Luana Troncanetti, scrittrice per caso, schiava devota dell'ironia, grafomane incallita e mamma strafelice di Alessandro, aka Superboy. Nel 2009 ho vinto il Premio Massimo Troisi per la scrittura comica e sono ancora qui a disegnare cerchietti in un angolo e a chiedermi: "Ma che s'erano pippati quelli della giuria?"
“Allora, sorcio, come è andata la prova Invalsi?”
“Bene, ma’. Molto molto bene…”
“Ottimo, tesoro. Cosa vi hanno fatto fare?”
“Mah…Ci hanno consegnato due fascicoli. Dovevamo rispondere a delle domandine… Associare le figure alle parole, rimettere in ordine delle frasi, e scrivere pure qualcosina…”
Qualcosina, sì. Mai che mi racconti qualcosa di specifico su quello che combina a scuola. Se gli chiedo: “Cosa avete fatto oggi?”, la sua risposta standard è “Niente”. Possibili varianti: “Non me lo ricordo/Ma certo che sei proprio curiosa, tu!/Mi scappa la cacca,adesso, non te lo posso dire. Andiamo al parco?” A fare la caccaaaaaa? Cavolo, se devi proprio inventarti una scusa, perlomeno sii coerente.

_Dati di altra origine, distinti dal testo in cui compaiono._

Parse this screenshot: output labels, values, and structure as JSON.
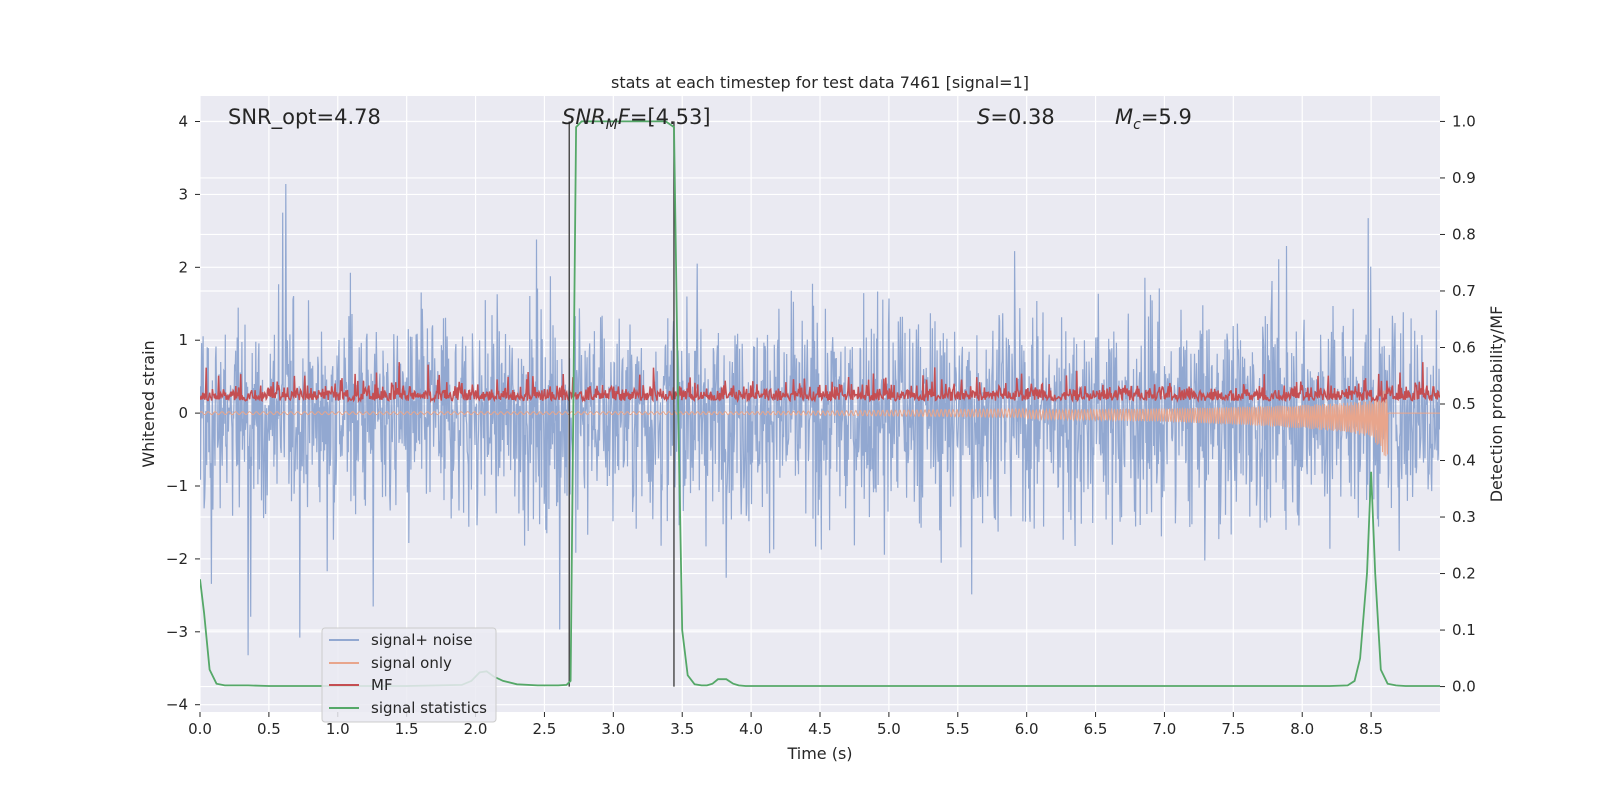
{
  "chart_data": {
    "type": "line",
    "title": "stats at each timestep for test data 7461 [signal=1]",
    "xlabel": "Time (s)",
    "ylabel_left": "Whitened strain",
    "ylabel_right": "Detection probability/MF",
    "xlim": [
      0,
      9.0
    ],
    "ylim_left": [
      -4.1,
      4.35
    ],
    "ylim_right": [
      -0.045,
      1.045
    ],
    "x_ticks": [
      "0.0",
      "0.5",
      "1.0",
      "1.5",
      "2.0",
      "2.5",
      "3.0",
      "3.5",
      "4.0",
      "4.5",
      "5.0",
      "5.5",
      "6.0",
      "6.5",
      "7.0",
      "7.5",
      "8.0",
      "8.5"
    ],
    "y_left_ticks": [
      "4",
      "3",
      "2",
      "1",
      "0",
      "−1",
      "−2",
      "−3",
      "−4"
    ],
    "y_right_ticks": [
      "1.0",
      "0.9",
      "0.8",
      "0.7",
      "0.6",
      "0.5",
      "0.4",
      "0.3",
      "0.2",
      "0.1",
      "0.0"
    ],
    "grid": true,
    "legend_position": "lower-left",
    "annotations": {
      "snr_opt": "SNR_opt=4.78",
      "snr_mf": "=[4.53]",
      "s": "=0.38",
      "mc": "=5.9"
    },
    "vertical_lines_x": [
      2.68,
      3.44
    ],
    "series": [
      {
        "name": "signal+ noise",
        "color": "#92a8d1",
        "axis": "left",
        "description_values": {
          "typical_range": [
            -2.0,
            2.0
          ],
          "max": 4.0,
          "min": -3.5
        }
      },
      {
        "name": "signal only",
        "color": "#e8a58c",
        "axis": "left",
        "envelope": {
          "x": [
            0,
            4.0,
            5.0,
            6.0,
            7.0,
            7.5,
            8.0,
            8.3,
            8.5,
            8.62
          ],
          "amp": [
            0.02,
            0.02,
            0.04,
            0.06,
            0.09,
            0.12,
            0.16,
            0.2,
            0.25,
            0.5
          ]
        }
      },
      {
        "name": "MF",
        "color": "#c44e52",
        "axis": "left",
        "description_values": {
          "baseline": 0.25,
          "max": 0.98,
          "min": 0.0
        }
      },
      {
        "name": "signal statistics",
        "color": "#55a868",
        "axis": "right",
        "x": [
          0.0,
          0.03,
          0.07,
          0.12,
          0.18,
          0.25,
          0.35,
          0.5,
          1.0,
          1.5,
          1.9,
          1.97,
          2.03,
          2.08,
          2.13,
          2.2,
          2.3,
          2.45,
          2.6,
          2.66,
          2.69,
          2.73,
          2.77,
          2.85,
          3.0,
          3.3,
          3.38,
          3.44,
          3.47,
          3.5,
          3.54,
          3.59,
          3.64,
          3.68,
          3.72,
          3.76,
          3.82,
          3.87,
          3.91,
          3.96,
          4.05,
          4.5,
          5.5,
          6.5,
          7.5,
          8.2,
          8.33,
          8.38,
          8.42,
          8.47,
          8.5,
          8.53,
          8.57,
          8.62,
          8.68,
          8.75,
          8.85,
          9.0
        ],
        "values": [
          0.19,
          0.13,
          0.03,
          0.005,
          0.002,
          0.002,
          0.002,
          0.001,
          0.001,
          0.001,
          0.003,
          0.01,
          0.025,
          0.027,
          0.018,
          0.01,
          0.004,
          0.002,
          0.002,
          0.003,
          0.01,
          0.99,
          1.0,
          1.0,
          1.0,
          1.0,
          1.0,
          0.99,
          0.5,
          0.1,
          0.02,
          0.004,
          0.002,
          0.002,
          0.005,
          0.013,
          0.013,
          0.005,
          0.002,
          0.001,
          0.001,
          0.001,
          0.001,
          0.001,
          0.001,
          0.001,
          0.002,
          0.01,
          0.05,
          0.2,
          0.38,
          0.2,
          0.03,
          0.005,
          0.002,
          0.001,
          0.001,
          0.001
        ]
      }
    ]
  }
}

“Ma erano risposte a scelta multipla?”
“Cheeeeeee?”
Ehmm. Scusa, mi resetto sulla modalità bambino…
“Chiedevo… Dovevate mettere delle crocette su risposte già scritte sul foglio?”
“Ah, sì. Quello… Risposte a scelta multipla... Ma è stato facilissimo, erano domande davvero elementari.”
“Gioia, ma tu frequenti le elementari! Che ti aspettavi? Il test di ammissione alla Luiss?”
“Cosa? “
“Lasciamo perdere, va’. Mamma è contenta che tu abbia trovato il test semplice, ma senti un po’ una cosa, Einstein… Ti sei per caso accorto che stamattina hai infilato i pantaloni della tuta al contrario?”
“Aaaaah, ecco perché non riuscivo a ritrovare le tasche..”
Mmmmmmmh… Sei proprio sicuro che ‘sta prova Invalsi sia andata bene? E soprattutto: questo episodio ce lo rivendiamo come la classica distrazione del genio, oppure essere lievemente rincoglionito è un must have imprescindibile, considerando che al mondo ti ci ho messo io? Lo dico sempre: il DNA non è segatura.